I was dropping into a deep meditative “Self -Breathe”. My intention was to reach new levels of trust in myself , others, and the world at large.
Basically, I wanted to grow my capacity to experience and feel that I’m okay… You’re okay…It’s all okay exactly as it is. I wanted to embody more deeply the idea that there are no problems in this world. I wanted to integrate my belief that there are limitless perspectives on any given situation and based on how I choose to view a situation will impact the quality of my experience.
Air hunger or shortness of breath is something that I have had an ongoing relationship with over the years. It has subsided tremendously but I do still experience it from time to time. It is a message from my unconscious coming through my physical, emotional or mental bodies that I am bumping up against something that I perceive as an edge. You could call it a stressor or resistance. It is signaling me to pay attention, pause and relax more.
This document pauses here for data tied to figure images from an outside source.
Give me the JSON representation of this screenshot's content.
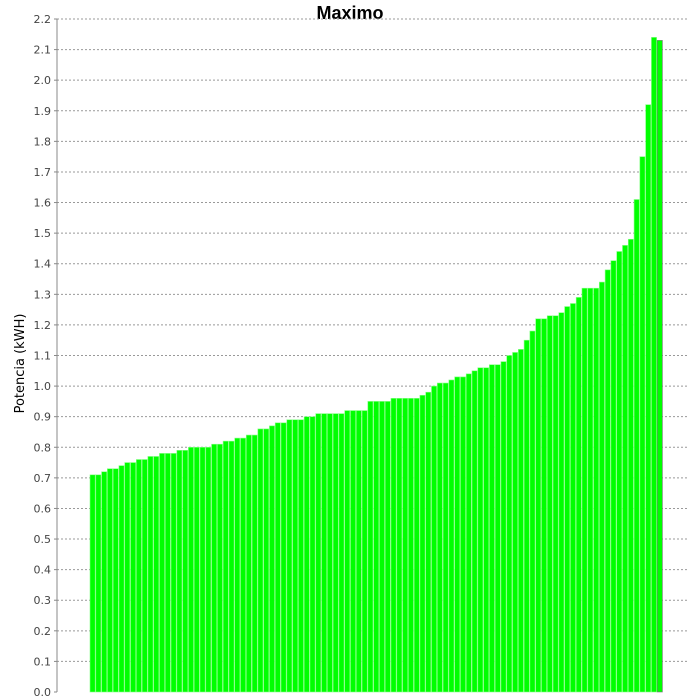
{
  "chart_data": {
    "type": "bar",
    "title": "Maximo",
    "xlabel": "",
    "ylabel": "Potencia (kWH)",
    "ylim": [
      0,
      2.2
    ],
    "yticks": [
      "0.0",
      "0.1",
      "0.2",
      "0.3",
      "0.4",
      "0.5",
      "0.6",
      "0.7",
      "0.8",
      "0.9",
      "1.0",
      "1.1",
      "1.2",
      "1.3",
      "1.4",
      "1.5",
      "1.6",
      "1.7",
      "1.8",
      "1.9",
      "2.0",
      "2.1",
      "2.2"
    ],
    "grid": true,
    "sort": "ascending",
    "colors": {
      "bar": "#00ff00",
      "bar_edge": "#88ff88",
      "last_bar_edge": "#777777",
      "grid": "#999999",
      "axis": "#888888"
    },
    "values": [
      0.71,
      0.71,
      0.72,
      0.73,
      0.73,
      0.74,
      0.75,
      0.75,
      0.76,
      0.76,
      0.77,
      0.77,
      0.78,
      0.78,
      0.78,
      0.79,
      0.79,
      0.8,
      0.8,
      0.8,
      0.8,
      0.81,
      0.81,
      0.82,
      0.82,
      0.83,
      0.83,
      0.84,
      0.84,
      0.86,
      0.86,
      0.87,
      0.88,
      0.88,
      0.89,
      0.89,
      0.89,
      0.9,
      0.9,
      0.91,
      0.91,
      0.91,
      0.91,
      0.91,
      0.92,
      0.92,
      0.92,
      0.92,
      0.95,
      0.95,
      0.95,
      0.95,
      0.96,
      0.96,
      0.96,
      0.96,
      0.96,
      0.97,
      0.98,
      1.0,
      1.01,
      1.01,
      1.02,
      1.03,
      1.03,
      1.04,
      1.05,
      1.06,
      1.06,
      1.07,
      1.07,
      1.08,
      1.1,
      1.11,
      1.12,
      1.15,
      1.18,
      1.22,
      1.22,
      1.23,
      1.23,
      1.24,
      1.26,
      1.27,
      1.29,
      1.32,
      1.32,
      1.32,
      1.34,
      1.38,
      1.41,
      1.44,
      1.46,
      1.48,
      1.61,
      1.75,
      1.92,
      2.14,
      2.13
    ]
  }
}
Here is what happened: I started to feel the uncomfortable air hunger. You know, when your breath feels unsatisfying. I watched what my customary reaction would be without succumbing to it. Typically, I would want to reach, strive, stretch, yawn, open my mouth, sit up and doing whatever prevailing biological remedies I could to satisfy the discomfort.
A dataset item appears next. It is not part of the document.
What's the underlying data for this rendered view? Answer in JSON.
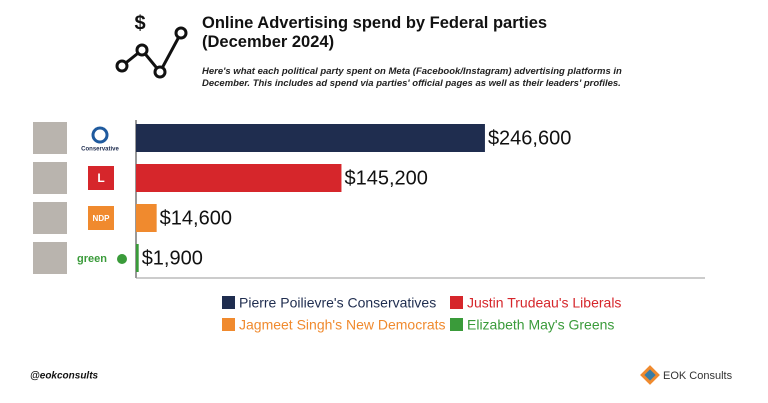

Instead, I noticed my willingness to take a different approach to my breath. I reminded myself that there was plenty of oxygen available. I softened my torso and kept breathing in a calm, circular connected fashion to see what would unfold. I was snuggling up to the discomfort, trusting it would teach or inform me of something. I was allowing the air hunger to be exactly ” As it was” for as long as it needed to be “What it was” until it shifted and transformed itself naturally in its own time.
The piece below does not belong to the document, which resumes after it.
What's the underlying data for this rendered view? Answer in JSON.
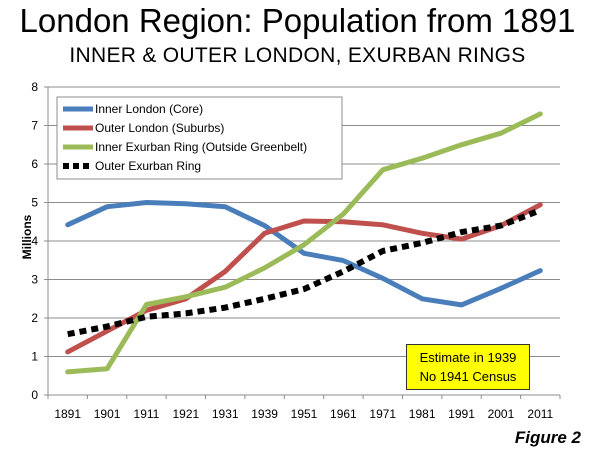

It was an amazing message. The air hunger showed me how I might exercise my trust muscle by surrendering into “What Is” exactly how it is without having to change, manipulate or twist anything. I didn’t have to label it or make it good (comfort/familiar) or bad (discomfort). I could celebrate being with a part of me that felt a bit of anxiety or stress and let it be perfectly okay without succumbing to the mind’s need to create a story around it. Just letting the energy be and transform in its own time.
My breath was teaching me a metaphor for my life because directly after what followed was an exhilarated sense of flow. Life has ebbs and flows. It’s inevitable. It’s how we perceive these happenings that makes all the difference in our lives.
MINDFULNESS PRACTICE
Notice anything unusual, unfamiliar or uncomfortable in your life.
Look at it with love in your heart.
Pause and Breathe into it with curiosity and fascination. Be a scientist!